6.6. Pedophilia and Child Molestation
Pedophilia is defined as a sexual interest in prepubescent children. It is empirically linked
with sexual offending against children: Child pornography offenders and sex offenders with
child victims are more likely to be pedophiles based on self-report or objective measures of
sexual interests. Pedophilia is defined as a persistent sexual interest in prepubescent children,
as reflected by one’s sexual fantasies, urges, thoughts, arousal, or behavior. In its clearest
expression, the individual sexually prefers children and has no sexual interest in adults. In
other cases, the individual is sexually attracted to children but also has sexual fantasies,
urges, etcetera, regarding adults.
Experts claim that pedophilia is a sexual orientation, rather than a desire to be socially
deviant.
Freud claimed that pedophiles are weak people who cannot control their sexual urges
enough to wait until another adult was available to occupy their attention and instead make
use of such a substitute.
Abuse of substances
A distinction of people with organic brain conditions who had compulsions towards children.

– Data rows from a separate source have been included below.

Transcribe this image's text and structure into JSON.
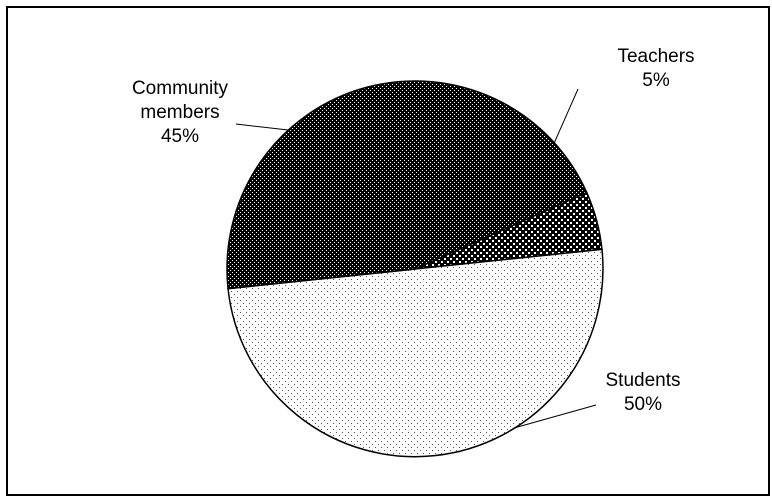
{
  "chart_data": {
    "type": "pie",
    "slices": [
      {
        "name": "Teachers",
        "value": 5,
        "label": [
          "Teachers",
          "5%"
        ],
        "pattern": "dark-large-dots"
      },
      {
        "name": "Students",
        "value": 50,
        "label": [
          "Students",
          "50%"
        ],
        "pattern": "light-sparse-dots"
      },
      {
        "name": "Community members",
        "value": 45,
        "label": [
          "Community",
          "members",
          "45%"
        ],
        "pattern": "dark-dense-dots"
      }
    ],
    "legend": "none",
    "label_style": "outside with leader lines"
  }
}
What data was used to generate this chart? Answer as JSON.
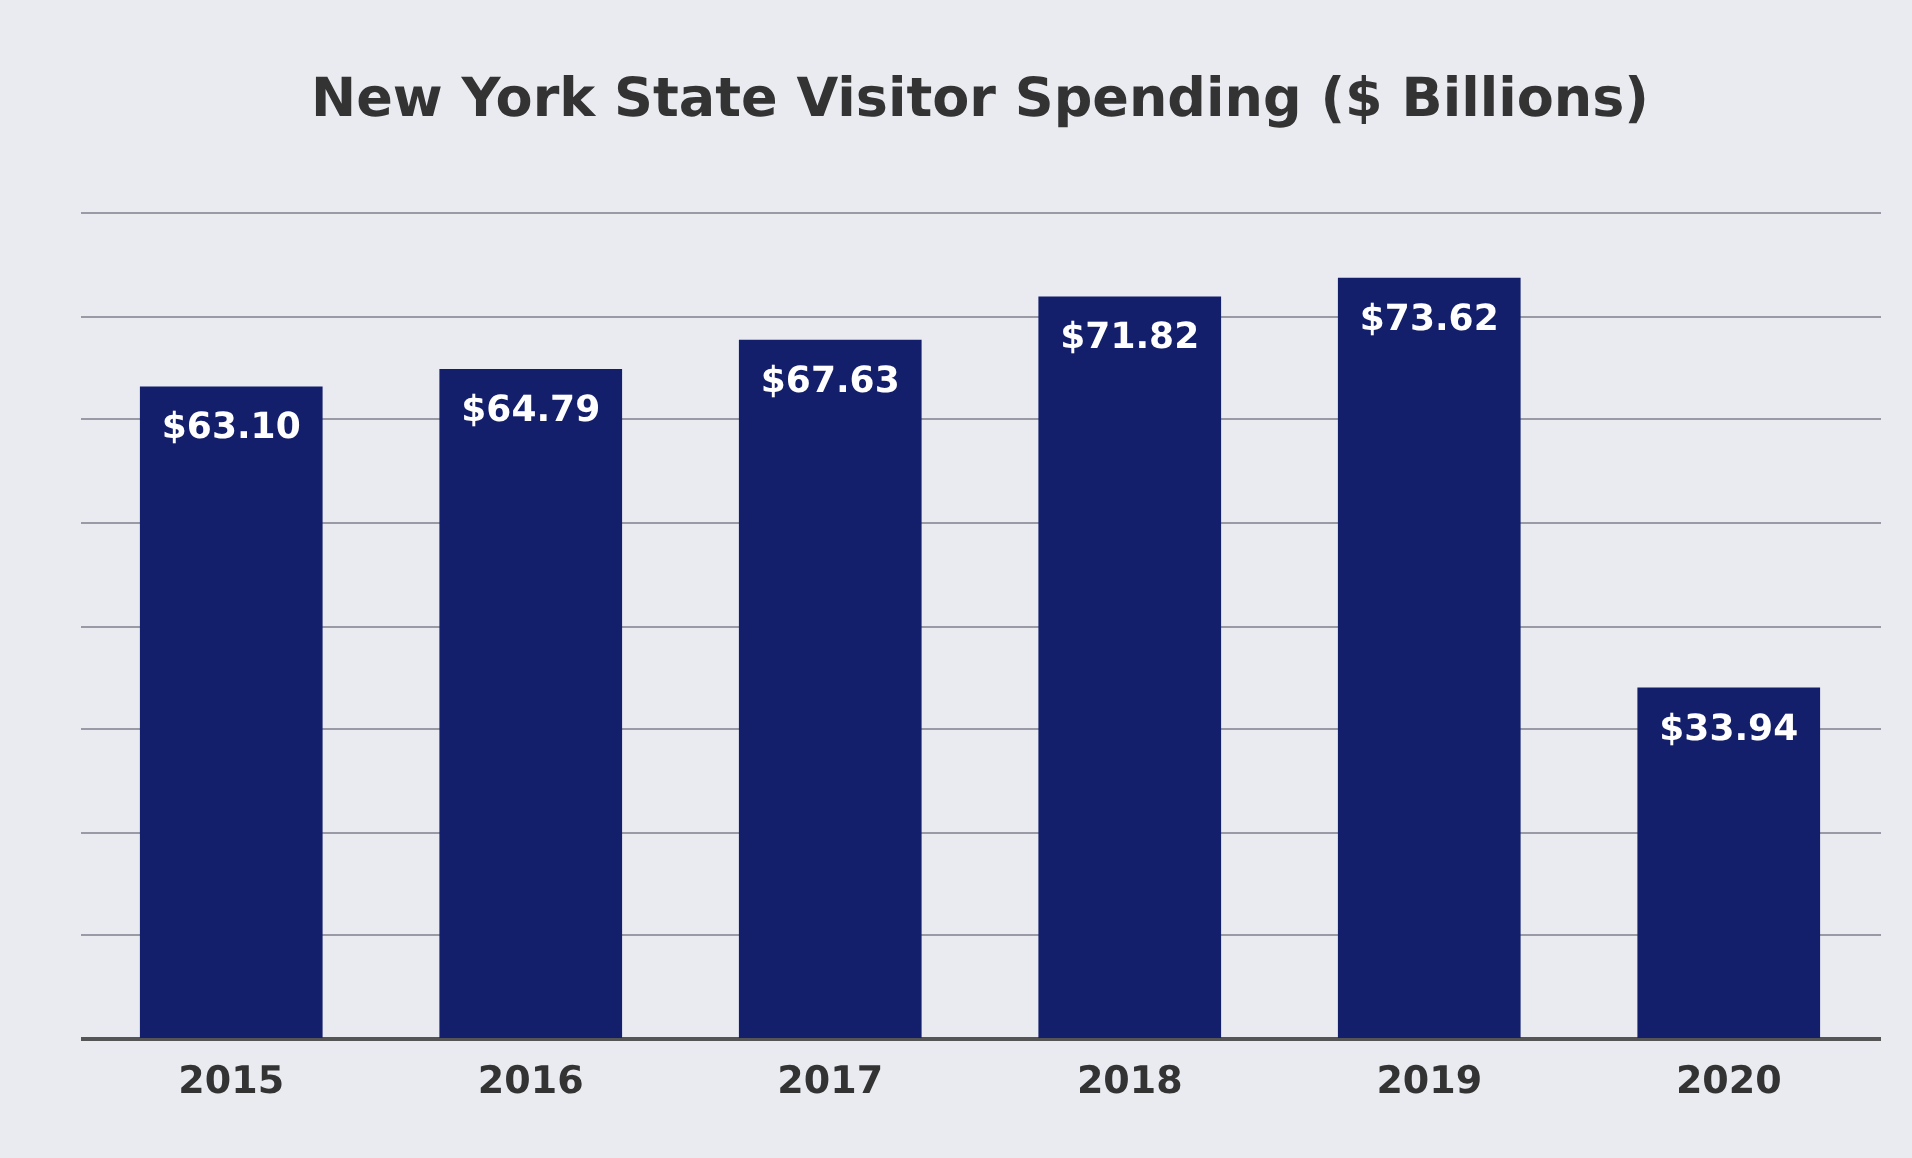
{
  "chart_data": {
    "type": "bar",
    "title": "New York State Visitor Spending ($ Billions)",
    "categories": [
      "2015",
      "2016",
      "2017",
      "2018",
      "2019",
      "2020"
    ],
    "values": [
      63.1,
      64.79,
      67.63,
      71.82,
      73.62,
      33.94
    ],
    "value_labels": [
      "$63.10",
      "$64.79",
      "$67.63",
      "$71.82",
      "$73.62",
      "$33.94"
    ],
    "color": "#141f6b",
    "ylim": [
      0,
      80
    ],
    "yticks": [
      {
        "value": 0,
        "label": null
      },
      {
        "value": 10,
        "label": null
      },
      {
        "value": 20,
        "label": null
      },
      {
        "value": 30,
        "label": null
      },
      {
        "value": 40,
        "label": null
      },
      {
        "value": 50,
        "label": null
      },
      {
        "value": 60,
        "label": null
      },
      {
        "value": 70,
        "label": null
      },
      {
        "value": 80,
        "label": null
      }
    ],
    "grid": "y",
    "tick_labels": "x"
  }
}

Sexual urges were deeply rooted in the person’s and therefore unchangeable.
Theoretical Perspective
Emotional Congruence
Some of the most widely cited theories about pedophilia indicate that pedophiles choose
children for sexual partners because children have some especially compelling emotional
meaning for them. We have called this "emotional congruence" because it conveys the idea of
a "fit" between the adult's emotional needs and the characteristics of children, a fit which the
theories are trying to account for. One such theory holds that pedophiles have "arrested
psychosexual development" and are emotionally immature. They choose to relate to children
because they are at the pedophile's emotional level and they can respond to the pedophile's
child-like preoccupations.
Sexual Arousal
Another group of theories about pedophilia are essentially explanations of how a person
comes to find children sexually arousing. Early sexual experiences during childhood may
condition such arousal patterns. The conditioning might occur through a process proposed by
in which early experiences of arousal become incorporated into a fantasy that is repeated and
becomes increasingly arousing through masturbatory repetitions. Such a fantasy might be
instigated either through traumatic childhood encounters or perhaps through pleasurable ones
as well.
Blockage
Some of the most popular theories about pedophilia focus on the proposition that individuals
are blocked in their ability to get their sexual and emotional needs met in adult heterosexual
relationships, and thus tum to children. The more psychoanalytically oriented see this
blockage as Stemming from oedipal dynamics or "castration anxiety. Others describe the
blockage as stemming from timidity, unassertiveness, moralism, or lack of social skills.
Dis-inhibition
A final set of theories about pedophilia are essentially accounts of why conventional
inhibitions against having sex with children are overcome or absent. According to these
theories, some mechanism, process, or condition works to disinhibit pedophiles so that they
are able to sexually interact with children. Sometimes this dis-inhibition is seen as the result
of a personality disturbance. Pedophiles are described as having psychopathic tendencies,
being senile, and brain damaged, retarded, or psychotic. Pedophiles are also regularly
described as persons with alcohol abuse problems.